El celeste inmaculado preanunciaba una noche estrellada. El anciano no demostraba el mínimo interés en el bello paisaje; en tantos años lo había visto infinidad de veces. En su juventud sí lo disfrutaba mucho. Todo el sol, el río, donde se zambullía en los ardientes veranos. Las caminatas de aventuras en los montes, junto a su compañera que ya no está. Ella, un día, según cuenta el anciano, subió a la montaña, la misma donde está su casa, y llegó hasta el cielo buscando una cura a su dolor enfermo, y se quedó allí, por que encontró la merecida calma.

Ya pasó mucho tiempo de eso, quizá, como muchas veces dijo, no demore mucho en reencontrarla. Pero se fue acostumbrando a la soledad.

Se dirigía a su casa a poca distancia de la costa, sobre la montaña baja.

En la otra orilla del río, de un cauce de algo más de una veintena de metros, comenzaba la montaña alta; que en su falda dibujaba un camino hacia pequeño poblado donde hay un almacén de ramos generales, y pocos vecinos.

Cada semana el hombre cruzaba con su bote para abastecerse.

Allí había comprado un pequeño monito que estaba asido a un soporte y un grillete al cuello para evitar su fuga. Lo sedujo una caricia que le brindó el animal cuando se le acercó.

Será buena compañía, imaginó, y se lo trajo. Luego se acostumbró a la vivienda y lo tenía suelto.

El animal pasaba gran parte del tiempo subido al techo de dos aguas de la casa. Cuando el amo regresaba, solía saludarlo con algún sonido chillante y en ocasiones subía a sus espaldas.

Esa tarde el hombre llegó a su casa, colgó los pescados en un trípode cercano a la puerta pero el simio no apareció. Se dirigió a rodear la casa.

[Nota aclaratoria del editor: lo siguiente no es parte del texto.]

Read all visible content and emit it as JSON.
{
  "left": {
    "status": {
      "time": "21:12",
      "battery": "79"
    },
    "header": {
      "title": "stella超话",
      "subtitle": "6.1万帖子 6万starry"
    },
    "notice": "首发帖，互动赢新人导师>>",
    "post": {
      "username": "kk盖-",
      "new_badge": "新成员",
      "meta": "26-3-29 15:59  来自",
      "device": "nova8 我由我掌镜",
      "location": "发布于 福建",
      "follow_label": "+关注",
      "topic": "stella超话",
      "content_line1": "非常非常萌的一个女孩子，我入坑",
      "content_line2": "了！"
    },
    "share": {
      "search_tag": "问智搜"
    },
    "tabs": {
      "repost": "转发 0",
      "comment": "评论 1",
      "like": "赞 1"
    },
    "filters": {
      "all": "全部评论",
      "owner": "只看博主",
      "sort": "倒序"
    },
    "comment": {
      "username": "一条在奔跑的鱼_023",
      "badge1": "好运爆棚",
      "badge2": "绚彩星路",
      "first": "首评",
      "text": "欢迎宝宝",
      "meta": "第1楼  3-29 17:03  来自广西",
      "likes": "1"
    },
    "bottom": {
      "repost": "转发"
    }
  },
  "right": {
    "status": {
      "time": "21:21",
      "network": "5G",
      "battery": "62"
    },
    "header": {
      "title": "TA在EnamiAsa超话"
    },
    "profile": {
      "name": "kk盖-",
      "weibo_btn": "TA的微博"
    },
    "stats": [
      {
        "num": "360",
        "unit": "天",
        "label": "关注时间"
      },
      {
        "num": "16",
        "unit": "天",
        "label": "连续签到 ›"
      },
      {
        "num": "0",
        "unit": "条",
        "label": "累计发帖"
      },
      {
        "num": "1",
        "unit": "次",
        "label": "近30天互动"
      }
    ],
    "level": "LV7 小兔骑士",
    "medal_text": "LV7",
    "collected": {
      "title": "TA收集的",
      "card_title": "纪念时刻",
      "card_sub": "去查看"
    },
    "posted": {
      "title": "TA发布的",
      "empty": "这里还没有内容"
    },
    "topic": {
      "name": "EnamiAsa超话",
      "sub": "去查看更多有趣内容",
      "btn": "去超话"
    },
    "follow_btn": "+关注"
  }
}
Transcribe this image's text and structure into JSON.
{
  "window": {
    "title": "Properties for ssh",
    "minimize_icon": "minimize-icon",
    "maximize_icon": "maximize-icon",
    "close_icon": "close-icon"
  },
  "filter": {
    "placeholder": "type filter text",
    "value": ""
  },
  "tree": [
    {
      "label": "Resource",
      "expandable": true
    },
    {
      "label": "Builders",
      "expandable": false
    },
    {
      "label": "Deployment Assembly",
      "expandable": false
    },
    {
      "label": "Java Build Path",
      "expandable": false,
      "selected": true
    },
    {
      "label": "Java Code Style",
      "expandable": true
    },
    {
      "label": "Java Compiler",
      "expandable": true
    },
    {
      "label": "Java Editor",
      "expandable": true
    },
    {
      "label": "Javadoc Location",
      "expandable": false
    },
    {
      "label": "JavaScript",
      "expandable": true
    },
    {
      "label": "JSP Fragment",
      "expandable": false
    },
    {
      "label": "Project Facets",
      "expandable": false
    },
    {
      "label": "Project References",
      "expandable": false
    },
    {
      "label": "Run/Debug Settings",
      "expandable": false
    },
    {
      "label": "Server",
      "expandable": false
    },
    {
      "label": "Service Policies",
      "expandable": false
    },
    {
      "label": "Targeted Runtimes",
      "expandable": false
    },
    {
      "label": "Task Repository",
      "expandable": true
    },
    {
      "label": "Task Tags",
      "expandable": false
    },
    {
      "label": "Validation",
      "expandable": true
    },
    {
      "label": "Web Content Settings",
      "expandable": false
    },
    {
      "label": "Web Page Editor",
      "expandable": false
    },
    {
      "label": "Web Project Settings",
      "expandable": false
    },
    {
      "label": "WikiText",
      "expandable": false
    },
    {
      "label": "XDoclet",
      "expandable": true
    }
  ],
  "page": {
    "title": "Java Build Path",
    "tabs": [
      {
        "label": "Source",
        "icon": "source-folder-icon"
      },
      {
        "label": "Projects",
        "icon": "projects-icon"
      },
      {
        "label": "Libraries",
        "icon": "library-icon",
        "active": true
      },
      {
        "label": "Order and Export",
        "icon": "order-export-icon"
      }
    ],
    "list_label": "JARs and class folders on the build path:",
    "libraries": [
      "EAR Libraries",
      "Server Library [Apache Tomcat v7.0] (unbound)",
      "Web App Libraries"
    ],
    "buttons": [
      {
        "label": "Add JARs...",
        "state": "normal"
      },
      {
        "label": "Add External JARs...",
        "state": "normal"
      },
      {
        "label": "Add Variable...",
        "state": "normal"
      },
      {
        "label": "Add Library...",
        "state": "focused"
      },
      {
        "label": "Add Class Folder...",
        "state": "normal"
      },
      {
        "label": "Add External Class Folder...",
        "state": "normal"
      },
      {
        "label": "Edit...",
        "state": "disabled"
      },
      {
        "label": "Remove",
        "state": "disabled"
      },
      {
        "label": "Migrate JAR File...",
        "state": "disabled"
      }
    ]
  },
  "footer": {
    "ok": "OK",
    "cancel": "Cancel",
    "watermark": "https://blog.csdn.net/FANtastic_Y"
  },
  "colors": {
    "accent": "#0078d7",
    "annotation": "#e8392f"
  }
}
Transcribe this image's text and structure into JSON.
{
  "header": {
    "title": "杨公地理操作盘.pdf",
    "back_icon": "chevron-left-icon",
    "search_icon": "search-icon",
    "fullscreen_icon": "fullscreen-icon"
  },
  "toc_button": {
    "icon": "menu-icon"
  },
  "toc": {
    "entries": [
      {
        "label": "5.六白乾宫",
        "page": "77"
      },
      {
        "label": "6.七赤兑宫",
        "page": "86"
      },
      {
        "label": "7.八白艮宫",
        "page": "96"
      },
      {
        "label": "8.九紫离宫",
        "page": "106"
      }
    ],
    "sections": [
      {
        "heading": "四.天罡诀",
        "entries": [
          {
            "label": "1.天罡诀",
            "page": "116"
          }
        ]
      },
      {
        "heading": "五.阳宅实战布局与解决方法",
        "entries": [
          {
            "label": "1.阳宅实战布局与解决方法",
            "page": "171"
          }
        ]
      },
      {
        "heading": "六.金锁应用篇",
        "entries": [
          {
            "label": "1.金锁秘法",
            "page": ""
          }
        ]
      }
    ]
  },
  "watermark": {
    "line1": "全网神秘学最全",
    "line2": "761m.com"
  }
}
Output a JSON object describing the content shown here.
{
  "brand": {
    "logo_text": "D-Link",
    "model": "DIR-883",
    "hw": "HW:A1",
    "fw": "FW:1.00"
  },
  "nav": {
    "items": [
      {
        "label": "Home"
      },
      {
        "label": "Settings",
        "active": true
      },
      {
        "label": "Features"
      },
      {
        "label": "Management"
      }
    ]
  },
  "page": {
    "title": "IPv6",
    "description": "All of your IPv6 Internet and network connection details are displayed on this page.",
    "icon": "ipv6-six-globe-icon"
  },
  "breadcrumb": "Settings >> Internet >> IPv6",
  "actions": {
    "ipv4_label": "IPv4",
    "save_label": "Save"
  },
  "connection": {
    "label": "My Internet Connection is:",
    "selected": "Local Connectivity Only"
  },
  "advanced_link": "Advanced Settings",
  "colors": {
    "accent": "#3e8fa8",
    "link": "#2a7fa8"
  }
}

Por el fondo comenzaba un camino sigzagueante que subía la montaña baja. Sintió preocupación por la ausencia. Miró hacia la cima cercana y le pareció ver al animal. Tomo una pequeña pértiga y empezó a subir, creyendo ver al monito que le hacía señas. Treinta esforzados minutos después, estaba en la cima. Su pecho palpitaba, agitado por el esfuerzo. De pronto, un cúmulo de nubes espesas y blancas venían hacia él. Afinó su vista en dirección a ellas y su rostro comenzó a sonreír, su cuerpo tembloroso dejó caer la pértiga, y en pocos instantes la borrasca envolvió su cuerpo. La noche se posó silenciosa, y al rato las estrellas titilaban alegres en el oscuro firmamento.

Al día siguiente, un oso que pasaba por el lugar comenzó a comer los pescados sin que lo molestara nadie más que un pequeño monito, al que no le prestó atención.